Ci rimettiamo quindi in macchina e dopo circa 80 km (2 ore), sempre sulla strada
MXC 190, arriviamo a San Cristobal de las Casas: questo paese montano indio/coloniale
è molto caratteristico e, nonostante tutto, poco inflazionato.
Abbiamo alloggiato all'Ex-hacienda Santa Clara, all'angolo con lo zocalo,
bellissimo ambiente coloniale con corte (con pappagalli colorati enormi !) e
giardino con piscina interni.
Dopo un po' di relax, facciamo un giretto per il paese e troviamo la strada
pedonale con negozi e localetti che parte alla sinistra della facciata della
caratteristica cattedrale (imperdibile quando la sera è illuminata). Per cena la
guida ci consiglia "El Fogon del Jovel", dalla parte opposta subito dietro lo
zocalo: grande ricchezza di piatti e bevande tipici, serviti da camerieri in
costume tradizonale; solita comitiva di pensionati americani e, purtroppo, anche
solito xilofono che attacca ...non appena ci sediamo..! Ma nel complesso ottimo,
e spediamo anche il giusto.
Giorno 9 - ven 23 feb -
SAN CRISTOBAL DE LAS CASAS - PALENQUE
Appena alzati ci mettiamo alla ricerca della mitica "Casa del Pan", consigliata
in tutti i diari di viaggio che avevo letto... così facciamo una colazione "bio"

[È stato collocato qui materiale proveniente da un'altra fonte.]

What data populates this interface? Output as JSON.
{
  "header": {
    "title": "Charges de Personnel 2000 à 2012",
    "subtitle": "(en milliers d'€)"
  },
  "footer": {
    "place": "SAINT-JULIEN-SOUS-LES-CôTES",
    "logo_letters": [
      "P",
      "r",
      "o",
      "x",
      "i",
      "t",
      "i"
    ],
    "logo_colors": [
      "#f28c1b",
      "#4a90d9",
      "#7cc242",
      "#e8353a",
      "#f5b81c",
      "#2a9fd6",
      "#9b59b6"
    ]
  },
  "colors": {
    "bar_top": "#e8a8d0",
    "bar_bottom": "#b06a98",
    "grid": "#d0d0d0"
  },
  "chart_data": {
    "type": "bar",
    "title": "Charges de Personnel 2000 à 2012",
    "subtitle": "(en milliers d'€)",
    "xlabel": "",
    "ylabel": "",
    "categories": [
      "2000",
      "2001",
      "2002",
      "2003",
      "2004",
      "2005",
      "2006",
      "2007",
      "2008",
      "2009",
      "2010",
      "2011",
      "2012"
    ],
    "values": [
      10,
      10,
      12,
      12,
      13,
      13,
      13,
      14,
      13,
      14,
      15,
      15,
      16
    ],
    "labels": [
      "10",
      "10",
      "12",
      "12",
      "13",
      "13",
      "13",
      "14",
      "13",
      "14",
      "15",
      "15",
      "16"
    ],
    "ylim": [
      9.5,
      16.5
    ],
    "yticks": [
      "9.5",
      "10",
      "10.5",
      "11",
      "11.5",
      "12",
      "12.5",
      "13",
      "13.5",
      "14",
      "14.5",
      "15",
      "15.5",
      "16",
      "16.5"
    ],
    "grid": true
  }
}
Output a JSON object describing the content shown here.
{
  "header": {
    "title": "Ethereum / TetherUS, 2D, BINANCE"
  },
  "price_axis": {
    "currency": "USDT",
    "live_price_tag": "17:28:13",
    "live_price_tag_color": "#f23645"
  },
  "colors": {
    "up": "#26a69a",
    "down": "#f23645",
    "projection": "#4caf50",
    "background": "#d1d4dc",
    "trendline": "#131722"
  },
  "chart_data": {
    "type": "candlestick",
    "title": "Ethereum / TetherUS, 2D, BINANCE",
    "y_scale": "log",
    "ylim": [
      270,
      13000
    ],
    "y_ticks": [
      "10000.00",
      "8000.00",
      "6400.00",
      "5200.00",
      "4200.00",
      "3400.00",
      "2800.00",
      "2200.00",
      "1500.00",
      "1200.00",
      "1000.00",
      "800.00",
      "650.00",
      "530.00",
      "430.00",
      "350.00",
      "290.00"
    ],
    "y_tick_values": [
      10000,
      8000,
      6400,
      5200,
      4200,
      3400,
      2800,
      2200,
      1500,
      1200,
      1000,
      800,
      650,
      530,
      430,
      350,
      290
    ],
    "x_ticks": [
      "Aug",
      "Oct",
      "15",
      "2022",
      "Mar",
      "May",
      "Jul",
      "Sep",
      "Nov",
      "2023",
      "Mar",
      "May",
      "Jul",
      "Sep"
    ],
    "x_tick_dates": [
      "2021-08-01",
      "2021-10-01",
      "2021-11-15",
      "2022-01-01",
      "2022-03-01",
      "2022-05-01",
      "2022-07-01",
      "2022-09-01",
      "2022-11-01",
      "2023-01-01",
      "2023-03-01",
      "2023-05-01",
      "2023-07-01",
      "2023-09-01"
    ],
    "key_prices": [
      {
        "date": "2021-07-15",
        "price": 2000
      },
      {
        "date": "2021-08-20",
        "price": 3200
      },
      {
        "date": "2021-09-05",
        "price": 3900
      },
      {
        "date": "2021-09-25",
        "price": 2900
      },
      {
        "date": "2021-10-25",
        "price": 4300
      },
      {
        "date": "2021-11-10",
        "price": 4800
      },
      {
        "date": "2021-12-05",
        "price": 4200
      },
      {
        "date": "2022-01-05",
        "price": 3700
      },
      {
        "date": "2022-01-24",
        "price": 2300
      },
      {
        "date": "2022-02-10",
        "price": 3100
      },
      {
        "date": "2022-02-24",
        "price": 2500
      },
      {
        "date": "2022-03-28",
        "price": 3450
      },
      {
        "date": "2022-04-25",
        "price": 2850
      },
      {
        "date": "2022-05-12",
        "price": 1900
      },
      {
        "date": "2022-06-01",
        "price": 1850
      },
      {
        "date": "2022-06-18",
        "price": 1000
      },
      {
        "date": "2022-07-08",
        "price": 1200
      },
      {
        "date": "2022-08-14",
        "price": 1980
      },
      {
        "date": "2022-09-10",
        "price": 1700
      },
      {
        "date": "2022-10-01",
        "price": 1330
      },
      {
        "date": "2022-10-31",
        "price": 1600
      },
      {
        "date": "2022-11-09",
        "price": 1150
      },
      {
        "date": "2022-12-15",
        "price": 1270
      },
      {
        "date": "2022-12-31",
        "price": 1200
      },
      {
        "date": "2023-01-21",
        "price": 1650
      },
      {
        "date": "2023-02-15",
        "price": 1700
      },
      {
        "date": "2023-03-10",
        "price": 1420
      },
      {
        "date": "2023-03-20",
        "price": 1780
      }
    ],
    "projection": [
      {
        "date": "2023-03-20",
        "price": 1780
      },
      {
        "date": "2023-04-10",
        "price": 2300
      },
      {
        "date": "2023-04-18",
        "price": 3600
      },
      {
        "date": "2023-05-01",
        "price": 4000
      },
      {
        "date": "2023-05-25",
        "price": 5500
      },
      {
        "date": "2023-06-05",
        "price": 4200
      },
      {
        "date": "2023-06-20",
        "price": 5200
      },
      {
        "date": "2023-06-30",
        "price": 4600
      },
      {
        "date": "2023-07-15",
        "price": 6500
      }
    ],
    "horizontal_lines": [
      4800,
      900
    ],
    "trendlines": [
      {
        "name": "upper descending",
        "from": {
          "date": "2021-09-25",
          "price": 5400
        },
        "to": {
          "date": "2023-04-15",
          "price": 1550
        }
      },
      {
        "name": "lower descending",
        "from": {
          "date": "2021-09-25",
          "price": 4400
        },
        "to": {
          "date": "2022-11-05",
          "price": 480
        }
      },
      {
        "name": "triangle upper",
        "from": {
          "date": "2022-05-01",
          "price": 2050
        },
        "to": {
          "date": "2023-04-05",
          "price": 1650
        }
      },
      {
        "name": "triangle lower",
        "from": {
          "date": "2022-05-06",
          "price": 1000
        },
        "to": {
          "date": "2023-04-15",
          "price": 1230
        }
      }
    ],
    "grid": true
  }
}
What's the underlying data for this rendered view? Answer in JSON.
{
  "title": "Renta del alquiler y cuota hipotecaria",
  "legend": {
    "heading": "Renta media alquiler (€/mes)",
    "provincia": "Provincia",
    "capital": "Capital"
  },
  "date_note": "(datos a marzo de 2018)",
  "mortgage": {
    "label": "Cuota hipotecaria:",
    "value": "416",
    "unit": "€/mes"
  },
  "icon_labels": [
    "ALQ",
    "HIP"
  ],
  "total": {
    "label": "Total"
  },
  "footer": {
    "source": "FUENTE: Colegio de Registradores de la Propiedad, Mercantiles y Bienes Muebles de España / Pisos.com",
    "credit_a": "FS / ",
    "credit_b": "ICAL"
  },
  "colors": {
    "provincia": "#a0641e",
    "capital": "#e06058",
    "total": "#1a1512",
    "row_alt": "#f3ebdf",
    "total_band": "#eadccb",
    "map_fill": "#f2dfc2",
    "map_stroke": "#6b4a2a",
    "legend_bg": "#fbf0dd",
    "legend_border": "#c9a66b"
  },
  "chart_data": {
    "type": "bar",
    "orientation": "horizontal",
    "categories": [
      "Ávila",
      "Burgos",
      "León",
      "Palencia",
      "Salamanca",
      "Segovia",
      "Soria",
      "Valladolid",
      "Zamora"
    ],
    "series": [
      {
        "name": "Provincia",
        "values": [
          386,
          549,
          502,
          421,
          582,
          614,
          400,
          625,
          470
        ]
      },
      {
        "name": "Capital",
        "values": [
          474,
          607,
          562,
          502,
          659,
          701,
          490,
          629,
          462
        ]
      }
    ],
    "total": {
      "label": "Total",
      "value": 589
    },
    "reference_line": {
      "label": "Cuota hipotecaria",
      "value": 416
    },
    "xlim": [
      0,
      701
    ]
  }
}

presso questa associazione naturistica/ayurvedica/culturale che, in un
bell'ambiente coloniale, dispensa pasti, massaggi, corsi e cinema impegnato (apre
alle 8 .. con calma...).
Boh, se devo dire, le nostre colazioni sono state eccellenti ovunque .. oltre
alle tipiche combinazioni Continental (caffe/te con pane, burro e marmellata) /
American (si aggiunge l'uovo strapazzato con bacon/prosciutto) abbiamo sempre
avuto succhi e macedonie fresche di frutta tropicale buonissime (prezzo medio
50-80 pesos a testa).
Per "digerire" ci immergiamo nel tipico e famoso mercato degli indios che vivono
sulle montagne intorno a San Cristobal e che, ogni mattina, migrano con tutta la
famiglia (bambini anche piccolissimi portati dalle madri nel caratteristico telo
legato a marsupio) per vendere gli oggetti del loro artigianato: seguendo i
consigli di tutti, è qui che abbiamo fatto un po' di acquisti ... a prezzi
davvero sorprendenti.
Dopo il mercato (... ma l'atmosfera ed i colori di questo posto ci sono rimasti
nel cuore !) riprendiamo la macchina (in tutti gli alberghi abbiamo sempre
trovato il parcheggio riservato, più sicuro e, in alcuni casi, indispensabile..)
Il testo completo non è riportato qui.